Since President Donald Trump took office a little more than 100 days ago, anti-Semitic incidents and attacks have been on the rise. According to the Anti-Defamation League, there have been 541 anti-Semitic incidents in the United States since the beginning of 2017, a spike of 86 percent.
It’s an issue that Abraham H. Foxman, the ADL’s national director emeritus, feels the Jewish people must confront head on.
“We have to make sure the political, civic and religious leaderships condemn anti-Semitism,” Foxman told an audience of approximately 700 on Apr. 27 at Beth Tfiloh Congregation’s 4th annual Dahan Lecture. “One thing that happened in Europe [during World War II] is no one stood up for the Jews. We now know to what extent the world knew, and they did nothing. So the anxiety of Jews about Trump not speaking out is understandable.”
But Foxman, who served as the ADL’s national director from 1987 to 2015, emphasized that those concerns and anxieties must be kept in check.
“I think Jews have to take it seriously but not panic because if they panic, then it would undermine Jewish life,” he said. “If they over-exaggerate, if they hype what’s going on, then Jews won’t send their kids to day schools and they won’t go to synagogue. So we have to be serious, but not panic.

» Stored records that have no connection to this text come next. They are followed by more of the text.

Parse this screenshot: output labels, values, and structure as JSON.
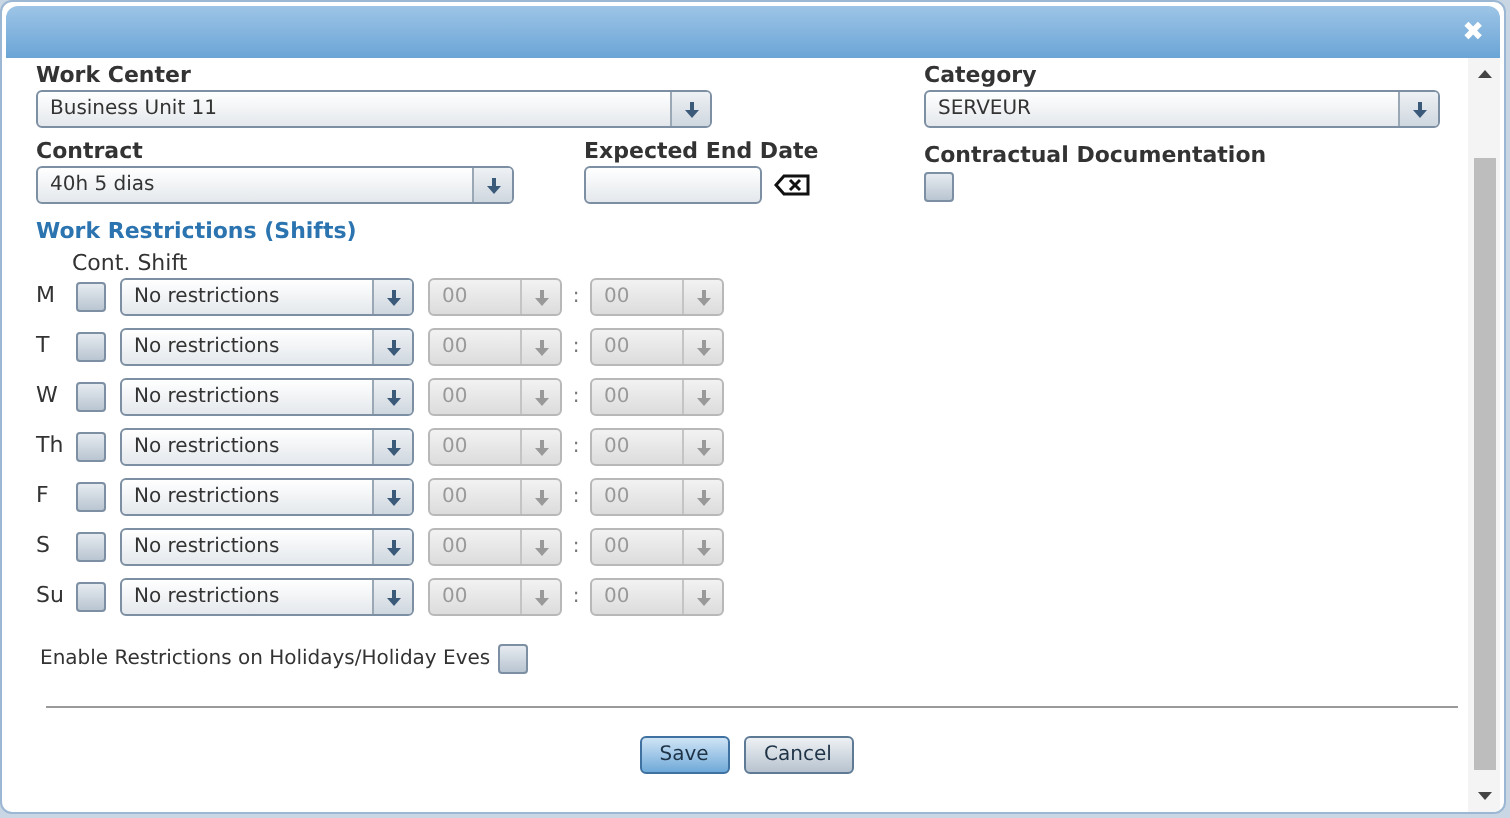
{
  "dialog": {
    "close_button": "✖"
  },
  "work_center": {
    "label": "Work Center",
    "value": "Business Unit 11"
  },
  "category": {
    "label": "Category",
    "value": "SERVEUR"
  },
  "contract": {
    "label": "Contract",
    "value": "40h 5 dias"
  },
  "expected_end_date": {
    "label": "Expected End Date"
  },
  "contractual_documentation": {
    "label": "Contractual Documentation",
    "checked": false
  },
  "restrictions": {
    "title": "Work Restrictions (Shifts)",
    "column_label": "Cont. Shift",
    "time_separator": ":",
    "rows": [
      {
        "day": "M",
        "checked": false,
        "shift": "No restrictions",
        "hour": "00",
        "minute": "00",
        "time_disabled": true
      },
      {
        "day": "T",
        "checked": false,
        "shift": "No restrictions",
        "hour": "00",
        "minute": "00",
        "time_disabled": true
      },
      {
        "day": "W",
        "checked": false,
        "shift": "No restrictions",
        "hour": "00",
        "minute": "00",
        "time_disabled": true
      },
      {
        "day": "Th",
        "checked": false,
        "shift": "No restrictions",
        "hour": "00",
        "minute": "00",
        "time_disabled": true
      },
      {
        "day": "F",
        "checked": false,
        "shift": "No restrictions",
        "hour": "00",
        "minute": "00",
        "time_disabled": true
      },
      {
        "day": "S",
        "checked": false,
        "shift": "No restrictions",
        "hour": "00",
        "minute": "00",
        "time_disabled": true
      },
      {
        "day": "Su",
        "checked": false,
        "shift": "No restrictions",
        "hour": "00",
        "minute": "00",
        "time_disabled": true
      }
    ]
  },
  "holidays": {
    "label": "Enable Restrictions on Holidays/Holiday Eves",
    "checked": false
  },
  "buttons": [
    {
      "label": "Save",
      "kind": "primary"
    },
    {
      "label": "Cancel",
      "kind": "secondary"
    }
  ]
}
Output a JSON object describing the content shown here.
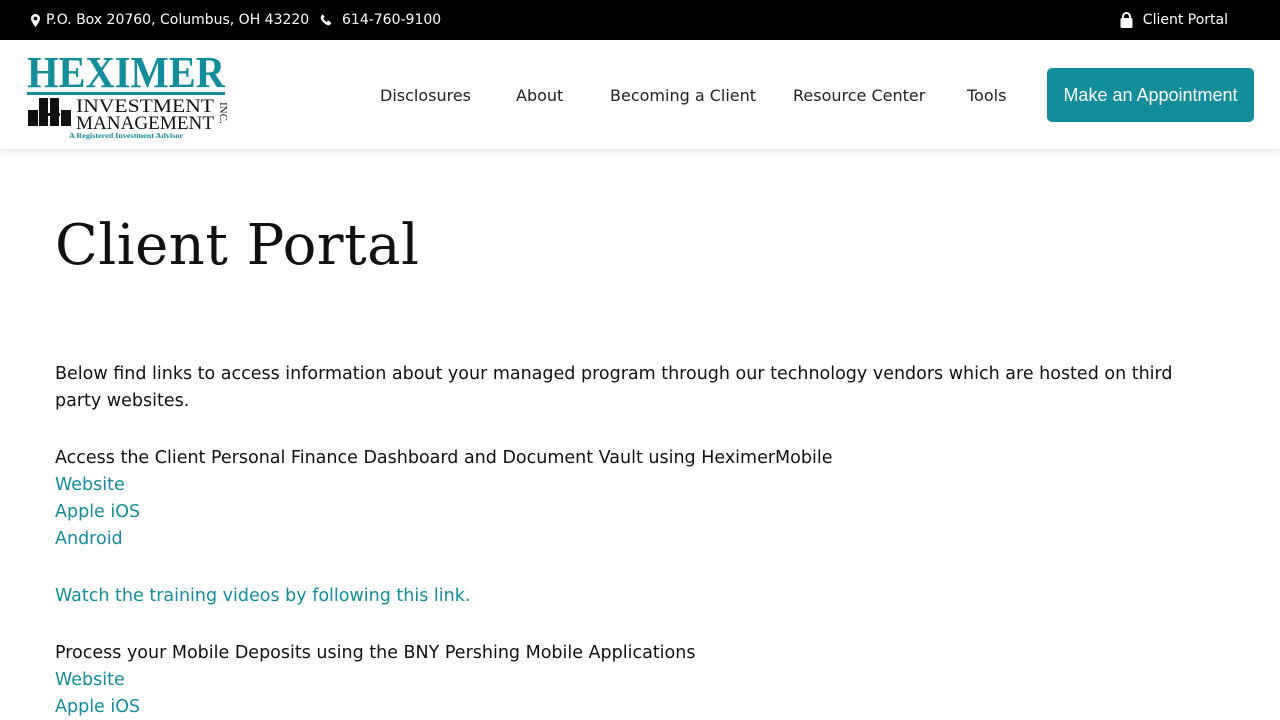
{
  "topbar": {
    "address": "P.O. Box 20760, Columbus, OH 43220",
    "phone": "614-760-9100",
    "client_portal": "Client Portal"
  },
  "logo": {
    "line1": "HEXIMER",
    "line2": "INVESTMENT",
    "line3": "MANAGEMENT",
    "inc": "INC.",
    "tagline": "A Registered Investment Advisor",
    "brand_color": "#128d9b"
  },
  "nav": {
    "items": [
      "Disclosures",
      "About",
      "Becoming a Client",
      "Resource Center",
      "Tools"
    ],
    "cta": "Make an Appointment"
  },
  "main": {
    "title": "Client Portal",
    "intro": "Below find links to access information about your managed program through our technology vendors which are hosted on third party websites.",
    "section1": {
      "heading": "Access the Client Personal Finance Dashboard and Document Vault using HeximerMobile",
      "links": [
        "Website",
        "Apple iOS",
        "Android"
      ]
    },
    "training_link": "Watch the training videos by following this link.",
    "section2": {
      "heading": "Process your Mobile Deposits using the BNY Pershing Mobile Applications",
      "links": [
        "Website",
        "Apple iOS"
      ]
    }
  },
  "colors": {
    "accent": "#128d9b",
    "topbar_bg": "#000000"
  }
}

“We need to take it seriously, we need to be vigilant, but not to the point where it could be counterproductive to our future.”
During the lecture, which honors the memory of longtime Beth Tfiloh and community benefactors Haron and Rachel Dahan, Foxman said Trump is not necessarily to blame to for the increase in anti-Semitism.
“Trump did not create the evil behavior that we see. As far as I’m willing to go, he legitimized it,” he said. “Trump removed all the taboos, al the things we could think and believe in at home but wouldn’t say out loud. He’s not a bigot, he’s not an anti-Semite and he’s not a racist. We kept the ugliness in America in the sewer with a cover on it. And all of a sudden, the sewer covers were removed and the ugliness was out. What we need to do is to put the cover back on. And little by little, it’s happening. But we have to be careful not to blame Trump.”
Since Trump assumed the presidency, some Jewish leaders have criticized the way in which he has handled certain matters, such as failing to mention Jews in his January statement on International Holocaust Remembrance Day.
But Foxman said Jews and others should realize “the world’s not coming to an end. It’s a learning process, and the president finally got it. It took him a while, but he finally said what he had to say about anti-Semitism.”
During his hour-long talk, Foxman also touched on the president’s son-in-law and close advisor Jared Kushner, Trump’s stance on Israel and his relationship with the media.
“On the issue of Israel, we don’t know. The tone is much better, but we have no idea where it’s going and no idea how it’s going to end,” Foxman said. “A lot of us see him as a friend to Israel, but we just don’t know and the anxiety of not knowing is very troubling.”
The lecture, which is sponsored by the Pikesville synagogue and the Haron Dahan Foundation, features leading Jewish community figures from around the world to speak about matters of Jewish interest.
“The lectureship’s intent is to maintain a high level of relevancy,” said Sandy Vogel, Mercaz director at Beth Tfiloh and organizer of the Dahan lecture. “Since the level of anti-Semitic activity around the world has been increasing, Mr. Foxman’s message and experienced viewpoint is important to share in an open program.”
Nick Dahan, son of Haron and Rachel Dahan, said he found Foxman’s talk eye-opening.
“I thought he was excellent,” said Dahan. “I had one impression of the Anti-Defamation League as drawing a hard line in certain respects, but Foxman showed how deliberative he is and how he weighs different options and cites ways to take a position that won’t be too offensive.
“My parents felt that Jewish education was at the heart of what it would take to survive as a people,” he said. “They wanted to perpetuate our people through education. I think Abraham Foxman is very much in keeping with that. … He took a strong position to defend our people against defamation. Similarly, my parents wanted to perpetuate learning for the sake of perpetuating our people.”
Aliza Friedlander is a Baltmore-based freelance writer.